Success in meeting goals depends upon the client’s level of engagement and level of motivation. If the person who was the subject of the psychosocial assessment process is satisfied with the meaningfulness of the intervention plan, it is likely that the person will be willing to work toward achieving the goal(s). Any suggested intervention plan will require that the person contribute and agree to the details of the plan.

It is the practitioner’s work to identify the target points that are of interest to the person and suggest activities that will result in observable results. Research suggests that there are a finite number of target points that can be utilized to construct an effective and meaningful intervention plan. Clay Graybeal offers the R.O.P.E.S. approach. [Graybeal C (2001) Strengths-based social work assessment: transforming the dominant paradigm. Families in Society: J of Contemporary Human Services, 82 (3) 233-242].

In this article, R represents resources (personal, family, social, organizational and community); O represents options (present focus, emphasis on choice, what is available that has not been tried or used); P relates to possibilities (future focus, imagination, creativity, vision, play, what have you considered but not yet tried?).

E relates to when the problem is evident (times or circumstances where the problem is more or less intense or frequent, what strategies have been used to manage the problem); S represents solutions, what is working now, what is not working, what would the person like to change). This is a direct and straight-forward approach to treatment plan development based on the information gathered in the psychosocial assessment process.

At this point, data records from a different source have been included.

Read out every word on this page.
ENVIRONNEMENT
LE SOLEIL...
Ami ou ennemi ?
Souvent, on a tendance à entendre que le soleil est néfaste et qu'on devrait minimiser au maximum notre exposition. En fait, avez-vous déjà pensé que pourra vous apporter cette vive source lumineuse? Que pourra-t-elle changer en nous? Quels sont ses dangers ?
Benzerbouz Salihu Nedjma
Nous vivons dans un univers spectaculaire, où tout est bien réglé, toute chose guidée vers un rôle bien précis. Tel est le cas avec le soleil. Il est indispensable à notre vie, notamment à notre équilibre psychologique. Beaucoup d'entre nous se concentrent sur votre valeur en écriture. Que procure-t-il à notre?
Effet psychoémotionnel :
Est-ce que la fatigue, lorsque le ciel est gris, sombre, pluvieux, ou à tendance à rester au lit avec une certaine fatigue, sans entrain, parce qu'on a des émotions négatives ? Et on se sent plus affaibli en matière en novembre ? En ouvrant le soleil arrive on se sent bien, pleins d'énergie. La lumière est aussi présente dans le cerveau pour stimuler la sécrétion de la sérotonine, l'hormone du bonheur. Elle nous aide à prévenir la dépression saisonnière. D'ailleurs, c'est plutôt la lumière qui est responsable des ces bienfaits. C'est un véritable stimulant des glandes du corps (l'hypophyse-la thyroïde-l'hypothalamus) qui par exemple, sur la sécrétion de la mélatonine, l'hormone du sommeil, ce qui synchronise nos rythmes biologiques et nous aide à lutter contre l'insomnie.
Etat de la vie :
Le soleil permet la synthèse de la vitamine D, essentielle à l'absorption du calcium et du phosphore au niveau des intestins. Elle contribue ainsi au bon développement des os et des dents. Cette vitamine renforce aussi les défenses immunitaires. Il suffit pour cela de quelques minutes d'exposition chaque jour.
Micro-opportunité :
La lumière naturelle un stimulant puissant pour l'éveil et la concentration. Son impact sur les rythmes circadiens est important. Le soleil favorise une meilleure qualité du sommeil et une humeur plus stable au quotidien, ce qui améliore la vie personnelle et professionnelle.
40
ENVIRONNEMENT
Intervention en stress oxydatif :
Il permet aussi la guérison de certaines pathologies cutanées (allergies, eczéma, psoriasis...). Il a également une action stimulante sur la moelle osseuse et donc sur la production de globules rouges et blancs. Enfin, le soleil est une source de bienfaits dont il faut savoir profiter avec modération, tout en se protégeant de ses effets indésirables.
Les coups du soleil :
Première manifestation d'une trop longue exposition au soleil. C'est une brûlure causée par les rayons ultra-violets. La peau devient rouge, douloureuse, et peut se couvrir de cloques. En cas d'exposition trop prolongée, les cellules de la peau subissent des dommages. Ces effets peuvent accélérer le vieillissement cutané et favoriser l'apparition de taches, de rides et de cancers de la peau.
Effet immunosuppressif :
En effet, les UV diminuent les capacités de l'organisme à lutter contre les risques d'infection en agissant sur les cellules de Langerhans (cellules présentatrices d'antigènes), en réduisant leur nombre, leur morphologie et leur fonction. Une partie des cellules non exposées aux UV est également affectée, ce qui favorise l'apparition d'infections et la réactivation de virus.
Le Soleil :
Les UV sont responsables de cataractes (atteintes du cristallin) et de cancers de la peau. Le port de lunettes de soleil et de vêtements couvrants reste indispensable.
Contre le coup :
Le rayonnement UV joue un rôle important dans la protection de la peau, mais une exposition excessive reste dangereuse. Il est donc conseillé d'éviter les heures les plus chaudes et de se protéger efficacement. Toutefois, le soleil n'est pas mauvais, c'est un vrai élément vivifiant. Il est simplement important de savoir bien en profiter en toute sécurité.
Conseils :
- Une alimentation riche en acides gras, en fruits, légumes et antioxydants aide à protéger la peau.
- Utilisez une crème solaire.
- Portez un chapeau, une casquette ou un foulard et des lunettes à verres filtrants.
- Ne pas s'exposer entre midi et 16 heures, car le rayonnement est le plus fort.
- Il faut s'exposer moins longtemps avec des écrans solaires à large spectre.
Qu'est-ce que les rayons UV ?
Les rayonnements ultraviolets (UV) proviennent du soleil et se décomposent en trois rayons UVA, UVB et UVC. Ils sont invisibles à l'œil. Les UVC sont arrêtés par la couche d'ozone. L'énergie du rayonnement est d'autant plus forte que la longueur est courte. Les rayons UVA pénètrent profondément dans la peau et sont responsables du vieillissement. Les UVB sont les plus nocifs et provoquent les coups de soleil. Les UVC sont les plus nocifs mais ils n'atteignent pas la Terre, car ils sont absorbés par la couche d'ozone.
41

There are situations that are complicated by medical or psychological issues that may need an approach that is more comprehensive and includes an historical and prognosis time frame, as well as the current time window. The Intermed Project and the Intermed Complexity Assessment Grid is a tool that has undergone 10 years of research [Stiefel FC, Huyse FJ, Sollner W, Slaets JPJ, Lyons JS, Latour CHM, van der Wal, N, de Jongem P (2006) Med Clin N Am 90, 713-758].

These authors advocate for the integration of psychosocial co-morbidities with general medical status to improve compliance with treatment, improve quality of life, increase survival, and decrease excessive health care usage.

For persons with complex social, psychological and medical needs, these authors suggest focusing on four anchor points and three time frames. Information from the psychosocial assessment is organized within these 12 cells to quickly identify those that need immediate attention from those that require long term intervention or monitoring or no intervention at all.

In the Biologic Domain, medical issues are evaluated historically for their chronicity and clarity of diagnosis, In the Current state the severity of symptoms as well as the clarity of diagnosis is reviewed. Prognosis in this domain relates to complications and life threat. Medical conditions that might be considered life threatening would include delirium, organ failure, heart attack, uncontrolled infection or bleeding.

In the Psychologic Domain the person’s psychiatric condition is evaluated historically by identifying restrictions in coping or dysfunction. In the Current state, does the person have active psychiatric symptoms and/or are they resistive to treatment. In the Prognosis cell any mental health threat is identified, for example the risk of being a danger to self or others.

The Social Domain focuses historically on any identified restrictions in social integration or evidence of social dysfunction. In the current state, residential stability and restrictions within the social support network are categorized. In the Prognosis the person’s social vulnerability is identified.

The Health Care Domain indentifies historically the intensity of previous medical/psychiatric treatment as well as the person’s perception of their treatment experience. In the Current state, the person’s organization of care and appropriateness of referrals are evaluated. In the future Prognosis, issues with coordination of care are identified.

This type of complex organization of information from the psychosocial assessment is clearly not for everyone. But for those persons who have complex co-morbid conditions, this may be a beneficial approach. There are psychiatric disorders such as depression that have medical symptoms, just as persons with coronary artery disease and/or diabetes may also exhibit symptoms related to depression.

Any practitioner engaged in the delivery of psychosocial assessments, at minimum, should have awareness and knowledge of age specific and cultural differences and the special needs related to these differences. In addition, the practitioner should have a broad knowledge base of theories of human development and behavior, as well as diagnostic signs and symptoms - especially on how symptoms can represent more than one type of condition. The practitioner should have resources either through supervision or peer support to discuss issues related to skills, education and competency.

In order to avoid errors in professional bias in the psychosocial assessment process, the practitioner should always seek alternative explanations for the signs, symptoms and behaviors identified in the process. The practitioner needs to be mindful that the psychosocial assessment process is conducted in collaboration with the person being assessed.